Radioactive cloud floating over Europe is nothing to worry about, experts say

FILE - In this March 16, 2011 file photo, steam is emitted from the cooling tower at the nuclear power plant in Tihange, Southeast of Brussels. A Belgian utility company said on Wednesday, Feb. 27, 2013 that an unexploded World War I shell was found on the grounds of the nuclear power plant but was safely removed by military experts. An Electrabel spokeswoman said the shell was found during construction work Wednesday in front of an administrative building outside the reactor’s fenced security perimeter. Staff were briefly evacuated. (AP Photo/Yves Logghe, File) (The Associated Press)

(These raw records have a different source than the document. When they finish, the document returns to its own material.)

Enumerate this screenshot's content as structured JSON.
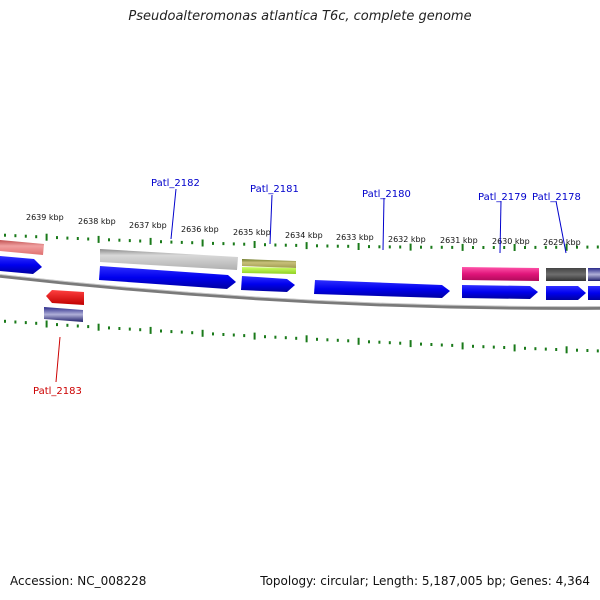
{
  "title": "Pseudoalteromonas atlantica T6c, complete genome",
  "footer": {
    "accession_label": "Accession:",
    "accession": "NC_008228",
    "topology_label": "Topology:",
    "topology": "circular",
    "length_label": "Length:",
    "length": "5,187,005 bp",
    "genes_label": "Genes:",
    "genes": "4,364"
  },
  "ruler": {
    "unit": "kbp",
    "labels": [
      "2639 kbp",
      "2638 kbp",
      "2637 kbp",
      "2636 kbp",
      "2635 kbp",
      "2634 kbp",
      "2633 kbp",
      "2632 kbp",
      "2631 kbp",
      "2630 kbp",
      "2629 kbp"
    ]
  },
  "genes": [
    {
      "name": "Patl_2182",
      "strand": "+",
      "color": "#b8b8b8"
    },
    {
      "name": "Patl_2181",
      "strand": "+",
      "color": "#9bbd3c"
    },
    {
      "name": "Patl_2180",
      "strand": "+",
      "color": "#0000ee"
    },
    {
      "name": "Patl_2179",
      "strand": "+",
      "color": "#e0157a"
    },
    {
      "name": "Patl_2178",
      "strand": "+",
      "color": "#5e5e5e"
    },
    {
      "name": "Patl_2183",
      "strand": "-",
      "color": "#e81010"
    }
  ],
  "colors": {
    "label_plus": "#0000cc",
    "label_minus": "#cc0000",
    "tick": "#1a7a1a",
    "backbone": "#888888",
    "feature_blue": "#0000ee"
  }
}
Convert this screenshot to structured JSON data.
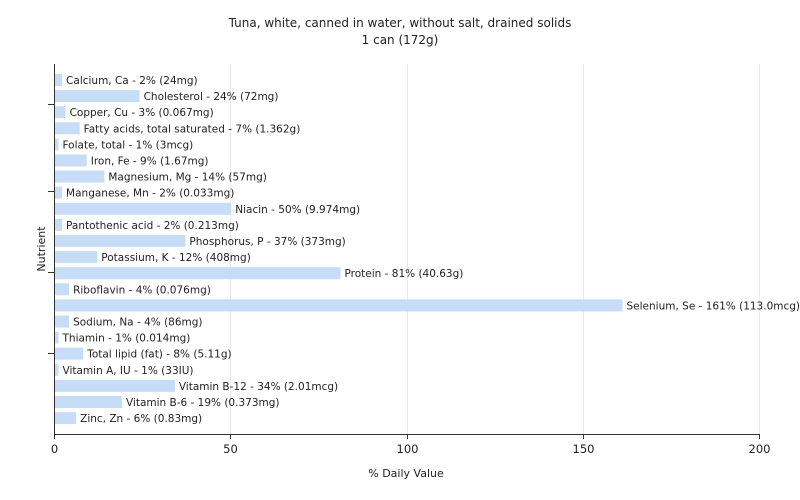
{
  "chart_data": {
    "type": "bar",
    "orientation": "horizontal",
    "title": "Tuna, white, canned in water, without salt, drained solids",
    "subtitle": "1 can (172g)",
    "xlabel": "% Daily Value",
    "ylabel": "Nutrient",
    "xlim": [
      0,
      200
    ],
    "xticks": [
      0,
      50,
      100,
      150,
      200
    ],
    "grid": true,
    "bar_color": "#c6dcf7",
    "categories": [
      "Calcium, Ca",
      "Cholesterol",
      "Copper, Cu",
      "Fatty acids, total saturated",
      "Folate, total",
      "Iron, Fe",
      "Magnesium, Mg",
      "Manganese, Mn",
      "Niacin",
      "Pantothenic acid",
      "Phosphorus, P",
      "Potassium, K",
      "Protein",
      "Riboflavin",
      "Selenium, Se",
      "Sodium, Na",
      "Thiamin",
      "Total lipid (fat)",
      "Vitamin A, IU",
      "Vitamin B-12",
      "Vitamin B-6",
      "Zinc, Zn"
    ],
    "values": [
      2,
      24,
      3,
      7,
      1,
      9,
      14,
      2,
      50,
      2,
      37,
      12,
      81,
      4,
      161,
      4,
      1,
      8,
      1,
      34,
      19,
      6
    ],
    "labels": [
      "Calcium, Ca - 2% (24mg)",
      "Cholesterol - 24% (72mg)",
      "Copper, Cu - 3% (0.067mg)",
      "Fatty acids, total saturated - 7% (1.362g)",
      "Folate, total - 1% (3mcg)",
      "Iron, Fe - 9% (1.67mg)",
      "Magnesium, Mg - 14% (57mg)",
      "Manganese, Mn - 2% (0.033mg)",
      "Niacin - 50% (9.974mg)",
      "Pantothenic acid - 2% (0.213mg)",
      "Phosphorus, P - 37% (373mg)",
      "Potassium, K - 12% (408mg)",
      "Protein - 81% (40.63g)",
      "Riboflavin - 4% (0.076mg)",
      "Selenium, Se - 161% (113.0mcg)",
      "Sodium, Na - 4% (86mg)",
      "Thiamin - 1% (0.014mg)",
      "Total lipid (fat) - 8% (5.11g)",
      "Vitamin A, IU - 1% (33IU)",
      "Vitamin B-12 - 34% (2.01mcg)",
      "Vitamin B-6 - 19% (0.373mg)",
      "Zinc, Zn - 6% (0.83mg)"
    ]
  }
}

Don’t mind the cloud of radioactive pollution floating over Europe – it’s harmless, the French nuclear safety institute IRSN said Thursday.

Officials in Europe said they began detecting unusually high levels of ruthenium 106, a radioactive atom that does not occur naturally, near France in the last week of September.

The IRSN immediately “mobilized all its means of radiological monitoring of the atmosphere and conducted regular analysis of the filters from its monitoring stations,” the agency said in a press release.

IRSN director Jean-Marc Peres told Reuters that the leak likely came from a nuclear fuel treatment site or center for radioactive medicine in Russia or Kazakhstan, not a nuclear reactor.

The radioactive cloud poses only an “extremely low” risk of contaminating mushrooms and other foodstuffs that are imported into France, the IRSN said in a statement.

“The potential health risk associated with this scenario is also very low,” the IRSN said.

In January, the IRSN similarly assured Europeans that the small amounts of nuclear radiation that were blooming throughout Europe were nothing to worry about.